Secondly, eBay users have decided to become less then honest. In one week I won a nice VW Passat for a humble £61, only to be told it had been stolen whilst the auction had gone on. The reality is a lot more obvious, in that the seller decided he didn’t want to sell the car for that price. I spoke to him on the phone, pulled up all other items that he had for sale and offered him the same money for them, but he repeatedly fobbed me off with each and everyone not being a runner.
A great way to make stupendous money is charge extortionate postage and packing. For example, a simple DVD in its box would quite happily fit in a medium sized jiffy bag.
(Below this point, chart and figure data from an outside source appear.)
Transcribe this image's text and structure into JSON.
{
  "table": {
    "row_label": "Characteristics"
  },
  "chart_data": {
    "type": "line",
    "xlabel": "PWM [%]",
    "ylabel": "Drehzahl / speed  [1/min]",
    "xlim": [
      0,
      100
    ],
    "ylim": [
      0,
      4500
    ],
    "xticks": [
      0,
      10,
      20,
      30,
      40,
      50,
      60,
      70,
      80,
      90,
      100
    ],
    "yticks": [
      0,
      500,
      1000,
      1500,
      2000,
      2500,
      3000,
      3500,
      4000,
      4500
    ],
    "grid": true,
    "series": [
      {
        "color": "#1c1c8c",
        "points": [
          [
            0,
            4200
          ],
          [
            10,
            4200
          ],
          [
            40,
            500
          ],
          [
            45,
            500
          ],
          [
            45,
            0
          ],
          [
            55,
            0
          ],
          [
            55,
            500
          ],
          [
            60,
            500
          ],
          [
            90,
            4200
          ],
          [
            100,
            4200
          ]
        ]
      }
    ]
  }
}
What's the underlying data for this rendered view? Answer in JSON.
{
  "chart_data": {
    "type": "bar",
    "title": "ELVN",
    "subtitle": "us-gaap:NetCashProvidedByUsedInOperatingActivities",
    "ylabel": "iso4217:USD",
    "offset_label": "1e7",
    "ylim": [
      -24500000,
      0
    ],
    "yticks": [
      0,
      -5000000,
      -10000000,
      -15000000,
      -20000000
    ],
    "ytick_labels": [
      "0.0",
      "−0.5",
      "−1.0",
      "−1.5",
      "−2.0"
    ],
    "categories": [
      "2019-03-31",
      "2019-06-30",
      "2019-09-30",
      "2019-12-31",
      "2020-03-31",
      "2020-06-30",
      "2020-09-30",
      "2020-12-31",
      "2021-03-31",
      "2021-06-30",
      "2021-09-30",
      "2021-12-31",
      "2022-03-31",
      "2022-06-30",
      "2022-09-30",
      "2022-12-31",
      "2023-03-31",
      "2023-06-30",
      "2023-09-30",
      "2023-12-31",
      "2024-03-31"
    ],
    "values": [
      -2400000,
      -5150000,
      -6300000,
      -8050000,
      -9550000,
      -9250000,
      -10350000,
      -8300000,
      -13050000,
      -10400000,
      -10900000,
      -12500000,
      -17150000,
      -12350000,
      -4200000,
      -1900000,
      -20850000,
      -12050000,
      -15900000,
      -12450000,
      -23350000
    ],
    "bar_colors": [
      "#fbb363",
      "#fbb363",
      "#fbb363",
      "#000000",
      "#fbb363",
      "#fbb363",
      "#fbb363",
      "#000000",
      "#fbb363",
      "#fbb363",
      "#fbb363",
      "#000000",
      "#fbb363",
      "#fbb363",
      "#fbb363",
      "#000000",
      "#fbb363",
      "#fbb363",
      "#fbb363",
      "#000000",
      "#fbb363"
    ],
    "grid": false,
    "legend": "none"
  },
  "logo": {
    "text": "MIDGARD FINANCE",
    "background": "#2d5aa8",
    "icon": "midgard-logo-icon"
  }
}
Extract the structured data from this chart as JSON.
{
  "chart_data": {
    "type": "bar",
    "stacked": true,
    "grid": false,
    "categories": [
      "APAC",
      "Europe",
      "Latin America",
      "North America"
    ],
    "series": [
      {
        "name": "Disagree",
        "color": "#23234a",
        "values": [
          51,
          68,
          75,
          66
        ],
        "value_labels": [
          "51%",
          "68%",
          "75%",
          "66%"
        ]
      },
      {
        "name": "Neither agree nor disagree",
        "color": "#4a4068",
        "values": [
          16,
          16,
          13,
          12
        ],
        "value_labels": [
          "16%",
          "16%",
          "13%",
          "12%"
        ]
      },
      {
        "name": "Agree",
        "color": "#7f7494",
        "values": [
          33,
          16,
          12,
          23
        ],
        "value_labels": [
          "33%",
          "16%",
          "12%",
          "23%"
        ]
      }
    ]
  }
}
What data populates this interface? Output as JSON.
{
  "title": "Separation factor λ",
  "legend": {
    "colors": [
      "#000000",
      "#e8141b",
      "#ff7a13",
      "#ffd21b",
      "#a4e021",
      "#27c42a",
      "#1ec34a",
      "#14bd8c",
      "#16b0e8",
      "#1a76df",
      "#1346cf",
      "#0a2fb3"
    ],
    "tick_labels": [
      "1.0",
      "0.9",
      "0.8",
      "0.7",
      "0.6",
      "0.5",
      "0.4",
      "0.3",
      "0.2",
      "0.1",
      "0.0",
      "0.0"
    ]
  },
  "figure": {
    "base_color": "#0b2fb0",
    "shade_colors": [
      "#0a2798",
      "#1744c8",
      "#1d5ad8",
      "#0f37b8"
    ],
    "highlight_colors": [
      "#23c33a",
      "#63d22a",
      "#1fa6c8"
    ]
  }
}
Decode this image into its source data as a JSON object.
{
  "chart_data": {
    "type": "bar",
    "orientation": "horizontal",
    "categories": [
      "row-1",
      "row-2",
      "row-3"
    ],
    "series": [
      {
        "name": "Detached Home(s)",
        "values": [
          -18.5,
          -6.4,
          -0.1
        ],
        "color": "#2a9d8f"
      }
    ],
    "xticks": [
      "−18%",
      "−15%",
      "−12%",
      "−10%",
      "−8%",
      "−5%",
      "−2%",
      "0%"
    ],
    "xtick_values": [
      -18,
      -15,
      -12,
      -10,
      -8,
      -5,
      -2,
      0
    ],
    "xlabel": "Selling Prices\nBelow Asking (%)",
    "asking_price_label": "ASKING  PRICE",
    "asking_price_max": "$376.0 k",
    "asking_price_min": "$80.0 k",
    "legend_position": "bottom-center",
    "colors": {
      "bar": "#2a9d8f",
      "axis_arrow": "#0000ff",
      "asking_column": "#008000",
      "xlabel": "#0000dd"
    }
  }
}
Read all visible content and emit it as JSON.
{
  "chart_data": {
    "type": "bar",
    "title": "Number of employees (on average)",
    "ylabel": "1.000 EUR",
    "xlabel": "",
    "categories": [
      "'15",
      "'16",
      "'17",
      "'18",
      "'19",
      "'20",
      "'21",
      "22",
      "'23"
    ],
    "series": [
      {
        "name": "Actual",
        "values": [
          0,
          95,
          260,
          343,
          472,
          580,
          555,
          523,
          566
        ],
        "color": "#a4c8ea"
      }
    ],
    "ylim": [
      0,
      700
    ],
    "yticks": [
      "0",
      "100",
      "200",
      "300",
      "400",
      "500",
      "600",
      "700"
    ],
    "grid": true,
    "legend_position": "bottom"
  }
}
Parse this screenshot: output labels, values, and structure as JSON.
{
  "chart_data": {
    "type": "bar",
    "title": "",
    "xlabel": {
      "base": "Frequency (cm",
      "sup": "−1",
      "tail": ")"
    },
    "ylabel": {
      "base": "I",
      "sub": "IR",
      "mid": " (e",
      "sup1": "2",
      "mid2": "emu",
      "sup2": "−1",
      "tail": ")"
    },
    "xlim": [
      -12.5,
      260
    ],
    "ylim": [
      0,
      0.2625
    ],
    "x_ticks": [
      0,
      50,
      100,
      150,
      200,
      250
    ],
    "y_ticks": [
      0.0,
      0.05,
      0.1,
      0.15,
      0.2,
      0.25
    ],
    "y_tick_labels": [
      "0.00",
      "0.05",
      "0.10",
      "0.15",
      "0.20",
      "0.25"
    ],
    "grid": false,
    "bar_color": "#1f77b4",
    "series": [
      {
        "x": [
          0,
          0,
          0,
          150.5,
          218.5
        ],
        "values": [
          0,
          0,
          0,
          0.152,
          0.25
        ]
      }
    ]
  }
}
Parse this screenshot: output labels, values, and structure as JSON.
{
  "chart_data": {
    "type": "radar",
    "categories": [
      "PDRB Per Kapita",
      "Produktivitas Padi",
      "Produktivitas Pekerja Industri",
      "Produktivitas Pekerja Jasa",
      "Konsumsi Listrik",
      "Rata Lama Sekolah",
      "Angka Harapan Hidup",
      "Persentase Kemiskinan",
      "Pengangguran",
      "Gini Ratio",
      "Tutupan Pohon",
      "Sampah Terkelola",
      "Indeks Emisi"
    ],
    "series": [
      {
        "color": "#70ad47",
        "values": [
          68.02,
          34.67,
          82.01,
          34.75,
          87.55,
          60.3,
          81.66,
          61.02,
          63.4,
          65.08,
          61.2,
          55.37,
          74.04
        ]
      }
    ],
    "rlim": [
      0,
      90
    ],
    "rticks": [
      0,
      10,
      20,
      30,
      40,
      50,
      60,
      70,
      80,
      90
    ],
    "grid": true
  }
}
This wouldn’t cost more then 40p to mail and the jiffy bag won’t cost much more then that. So the seller charges £4.99 (!). Even worse are some of the delightful companies abroad who mysteriously appear on UK listings. I can’t remember how many companies I have seen selling from Hong Kong or Singapore, and charging £30 postage for a memory card the size of a 2p coin.
In the meantime poor suckers will continue to bag a bargain from there, and I say good luck to them.